Dieser von der Polizei ausgehende anti-Schwarze Rassismus äußert sich nicht nur in den rassistischen Ansichten einzelner Bullen, sondern ist Kernbestandteil von Polizeiarbeit im bürgerlichen Klassenstaat. Die rassistische Markierung ganzer Stadtgebiete als „gefährliche Orte“ in denen die Polizei nach Belieben racial profiling praktizieren kann, sowie die aktive Vertuschung faschistischer Netzwerke innerhalb der Polizei, führen zur Entmenschlichung Schwarzer Menschen. Diese rassistischen Praktiken entwickeln eine mörderische Eigendynamik, die Schwarze Leben für die bewaffnete Schutzmacht dieses Staates entbehrlich macht. Die Reformforderungen nach Tasern statt Schusswaffen oder etwa einer Rassismusstudie für die Polizei sind inkonsequent und falsch. Die Polizei ist in ihrer Funktion bewaffneter Wächter der herrschenden Klasse, ihres Wirtschaftssystems und ihrer Eigentumsverhältnisse, gegen all diejenigen die in dieser Gesellschaft am weitesten unten stehen. 

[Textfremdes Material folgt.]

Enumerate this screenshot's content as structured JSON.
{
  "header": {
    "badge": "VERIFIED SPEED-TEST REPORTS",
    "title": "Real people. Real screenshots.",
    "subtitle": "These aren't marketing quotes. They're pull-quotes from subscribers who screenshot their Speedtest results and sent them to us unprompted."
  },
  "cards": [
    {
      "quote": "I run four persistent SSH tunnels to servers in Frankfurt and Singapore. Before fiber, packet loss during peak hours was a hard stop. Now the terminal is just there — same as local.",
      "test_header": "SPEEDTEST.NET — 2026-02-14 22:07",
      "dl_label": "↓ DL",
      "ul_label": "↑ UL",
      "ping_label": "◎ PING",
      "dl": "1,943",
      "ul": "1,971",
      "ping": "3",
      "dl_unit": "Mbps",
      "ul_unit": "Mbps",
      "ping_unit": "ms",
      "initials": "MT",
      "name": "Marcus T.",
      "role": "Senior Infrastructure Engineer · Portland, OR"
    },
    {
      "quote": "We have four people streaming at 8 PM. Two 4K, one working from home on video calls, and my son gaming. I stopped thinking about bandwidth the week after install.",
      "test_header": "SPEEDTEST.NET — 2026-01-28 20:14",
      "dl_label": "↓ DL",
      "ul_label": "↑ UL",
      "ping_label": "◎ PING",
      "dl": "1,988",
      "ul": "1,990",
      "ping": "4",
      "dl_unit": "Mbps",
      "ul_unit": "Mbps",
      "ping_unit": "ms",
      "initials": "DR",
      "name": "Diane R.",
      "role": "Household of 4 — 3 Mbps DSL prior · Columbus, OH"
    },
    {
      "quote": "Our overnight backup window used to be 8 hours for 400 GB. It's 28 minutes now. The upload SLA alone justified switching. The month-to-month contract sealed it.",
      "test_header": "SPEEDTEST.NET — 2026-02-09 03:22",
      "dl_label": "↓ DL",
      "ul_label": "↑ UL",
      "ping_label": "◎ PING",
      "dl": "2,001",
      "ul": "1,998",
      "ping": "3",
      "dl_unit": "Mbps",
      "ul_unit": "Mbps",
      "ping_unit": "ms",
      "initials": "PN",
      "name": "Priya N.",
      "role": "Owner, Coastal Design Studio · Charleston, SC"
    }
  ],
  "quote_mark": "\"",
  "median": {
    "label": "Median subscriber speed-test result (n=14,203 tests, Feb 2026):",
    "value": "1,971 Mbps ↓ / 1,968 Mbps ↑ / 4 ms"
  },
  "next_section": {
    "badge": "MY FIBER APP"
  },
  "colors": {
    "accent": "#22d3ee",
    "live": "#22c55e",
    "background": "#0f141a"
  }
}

Seit jeher ist die Hauptaufgabe der Polizei, Eigentum zu schützen, explizit nicht Menschenleben. In den USA nahm sie ihren Anfang als Sklavenfänger, in Deutschland mordete die Polizei im Holocaust für die Bereicherung der Nazis munter mit und machte nach 1945 mit dem selben Personal und den selben Dienstvorschriften weiter, als wäre nichts geschehen. Deshalb ist die Polizei so begabt darin, alle Proteste niederzuschlagen und alle Menschen ins Gefängnis zu sperren, die den Profit der Konzerne bedrohen, aber können nicht mit Empathie und Hilfsbereitschaft auf den psychischen Ausnahmezustand eines Mitmenschen reagieren, sondern nur mit Pistolenkugeln.
Dieser grundlegende Charakter der Polizei lässt sich nicht einfach weg reformieren. Ein Ende von rassistischer Polizeigewalt kann es nur mit der Überwindung der herrschenden Verhältnisse geben. Solange der Kapitalismus und die mit ihm verbundenen Unterdrückungssysteme existieren, solange wird rassistische Polizeigewalt fortbestehen.
Eine psychische Krise kann jeden von uns treffen, erst recht wenn wir jeden Tag entmenschlicht und unserer Würde verweigert werden. Wenn eine Polizei, von der behauptet wird, dass sie zu unserem Schutz da sei, uns nur noch mit Blei zu helfen weiß, dann sagen wir: Diese Polizei ist eine böswillige Verschwendung unserer Ressourcen.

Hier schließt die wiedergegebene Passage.